Anísio vinha de experiências educacionais no Rio de Janeiro e em Salvador. Havia sido perseguido pelo Estado Novo, que o levou a um exílio na cidade natal, Caitité, por 10 anos. Com a redemocratização do país, Anísio Teixeira voltou às atividades nas quais era mestre, ativista e pensador.
O projeto de Lucio Costa para a nova capital do Brasil e as ideias de Anísio Teixeira para a educação dos brasileiros casaram-se perfeitamente. Lucio havia projetado escolas em todas as superquadras; Anísio já havia ensaiado uma escola-parque em Salvador. Brasília era o território perfeito para experimentar, em larga escala, a escola integral com horário letivo de oito horas por dia, metade em sala de aula, metade em atividades lúdicas, culturais e artísticas.
Brasília juntou, então, Anísio e Darcy Ribeiro. Os dois articularam a criação da Universidade de Brasília (UnB) e evitaram que ela fosse uma escola católica – queriam-na laica, livre das amarras religiosas.
Anísio queria educação para o Estado democrático moderno. O modelo de escola-classe e escola-parque deveria ser aplicado em todo o Brasil, mas veio o golpe de 1964 e Anísio, reitor da UnB, perdeu o cargo e, novamente, como aconteceu no Estado Novo, passou a ser perseguido pela polícia política.

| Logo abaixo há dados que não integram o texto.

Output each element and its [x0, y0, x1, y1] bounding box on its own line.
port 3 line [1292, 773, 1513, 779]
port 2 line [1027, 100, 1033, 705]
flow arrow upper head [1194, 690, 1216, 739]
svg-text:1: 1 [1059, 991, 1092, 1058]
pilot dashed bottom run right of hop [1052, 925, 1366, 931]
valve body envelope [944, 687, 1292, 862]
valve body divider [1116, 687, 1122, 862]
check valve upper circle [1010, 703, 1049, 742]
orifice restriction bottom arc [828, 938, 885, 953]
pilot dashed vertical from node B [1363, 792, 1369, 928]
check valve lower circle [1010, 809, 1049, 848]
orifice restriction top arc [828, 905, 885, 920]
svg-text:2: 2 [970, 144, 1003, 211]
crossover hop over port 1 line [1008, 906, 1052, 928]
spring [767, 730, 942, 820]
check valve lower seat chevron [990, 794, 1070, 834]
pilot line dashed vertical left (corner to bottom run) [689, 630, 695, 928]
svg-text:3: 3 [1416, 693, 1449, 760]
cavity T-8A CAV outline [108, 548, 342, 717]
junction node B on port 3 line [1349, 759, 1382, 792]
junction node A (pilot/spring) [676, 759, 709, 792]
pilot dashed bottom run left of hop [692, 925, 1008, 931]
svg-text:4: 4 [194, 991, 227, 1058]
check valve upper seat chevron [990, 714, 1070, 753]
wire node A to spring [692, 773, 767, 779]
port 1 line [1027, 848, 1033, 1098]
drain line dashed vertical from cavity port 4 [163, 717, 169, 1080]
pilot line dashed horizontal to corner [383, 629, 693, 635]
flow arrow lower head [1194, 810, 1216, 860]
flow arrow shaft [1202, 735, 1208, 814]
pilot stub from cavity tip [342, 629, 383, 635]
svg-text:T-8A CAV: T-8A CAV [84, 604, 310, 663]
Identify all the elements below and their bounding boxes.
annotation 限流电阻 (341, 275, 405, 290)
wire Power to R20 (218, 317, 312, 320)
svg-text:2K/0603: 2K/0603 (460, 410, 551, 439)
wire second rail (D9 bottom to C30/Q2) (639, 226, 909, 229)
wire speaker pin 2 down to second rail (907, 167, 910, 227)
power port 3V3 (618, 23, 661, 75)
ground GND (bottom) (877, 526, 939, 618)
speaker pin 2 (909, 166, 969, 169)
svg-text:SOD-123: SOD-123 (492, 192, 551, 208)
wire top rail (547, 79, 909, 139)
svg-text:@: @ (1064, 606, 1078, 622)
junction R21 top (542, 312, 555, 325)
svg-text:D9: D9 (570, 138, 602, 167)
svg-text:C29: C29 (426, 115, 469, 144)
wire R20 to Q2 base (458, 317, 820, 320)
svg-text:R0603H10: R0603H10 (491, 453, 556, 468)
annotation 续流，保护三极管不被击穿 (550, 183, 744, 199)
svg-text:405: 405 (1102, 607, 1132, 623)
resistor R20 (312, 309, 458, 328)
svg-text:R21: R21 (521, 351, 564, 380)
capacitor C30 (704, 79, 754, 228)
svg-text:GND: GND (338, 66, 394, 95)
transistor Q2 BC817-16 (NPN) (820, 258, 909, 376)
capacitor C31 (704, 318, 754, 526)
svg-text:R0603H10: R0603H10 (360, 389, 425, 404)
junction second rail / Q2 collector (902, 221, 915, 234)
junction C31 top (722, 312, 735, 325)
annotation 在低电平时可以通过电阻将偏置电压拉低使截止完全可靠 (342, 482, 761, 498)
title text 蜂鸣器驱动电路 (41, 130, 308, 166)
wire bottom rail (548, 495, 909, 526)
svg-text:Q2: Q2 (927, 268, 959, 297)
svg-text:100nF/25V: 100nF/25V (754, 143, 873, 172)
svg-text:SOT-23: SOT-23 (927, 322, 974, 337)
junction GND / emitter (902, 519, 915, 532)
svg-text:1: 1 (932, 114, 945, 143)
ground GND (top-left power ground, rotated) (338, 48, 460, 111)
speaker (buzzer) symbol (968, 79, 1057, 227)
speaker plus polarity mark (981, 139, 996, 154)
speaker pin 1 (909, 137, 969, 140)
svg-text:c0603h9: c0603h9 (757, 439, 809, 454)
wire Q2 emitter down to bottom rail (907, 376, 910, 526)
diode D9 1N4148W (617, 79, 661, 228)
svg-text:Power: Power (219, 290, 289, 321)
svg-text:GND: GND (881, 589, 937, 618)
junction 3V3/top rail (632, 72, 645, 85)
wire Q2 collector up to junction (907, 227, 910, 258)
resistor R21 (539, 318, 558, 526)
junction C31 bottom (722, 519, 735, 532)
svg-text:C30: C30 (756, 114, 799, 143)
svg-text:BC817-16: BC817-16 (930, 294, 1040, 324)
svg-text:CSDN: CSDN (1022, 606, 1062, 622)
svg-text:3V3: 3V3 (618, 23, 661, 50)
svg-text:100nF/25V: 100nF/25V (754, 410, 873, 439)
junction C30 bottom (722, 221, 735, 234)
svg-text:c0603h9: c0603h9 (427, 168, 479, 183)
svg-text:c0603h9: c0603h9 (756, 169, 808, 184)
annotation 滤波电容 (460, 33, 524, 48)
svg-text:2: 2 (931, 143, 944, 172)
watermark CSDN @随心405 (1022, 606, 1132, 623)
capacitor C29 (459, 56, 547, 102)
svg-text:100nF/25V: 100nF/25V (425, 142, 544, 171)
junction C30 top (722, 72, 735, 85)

Na manhã de 11 de março de 1971, saiu de uma reunião para almoçar na casa de Aurélio Buarque de Holanda, na Praia de Botafogo, no Rio. Não chegou à casa do filólogo. Seu corpo foi encontrado três dias depois no poço do elevador do prédio onde o dicionarista morava. As circunstâncias da morte nunca foram devidamente esclarecidas.
A militarização de escolas públicas em Brasília é mais uma morte de Anísio Teixeira e de todos nós, os que acreditamos na liberdade e na autonomia como condições essenciais para a cidadania plena.
* Este texto representa as opiniões e ideias do autor.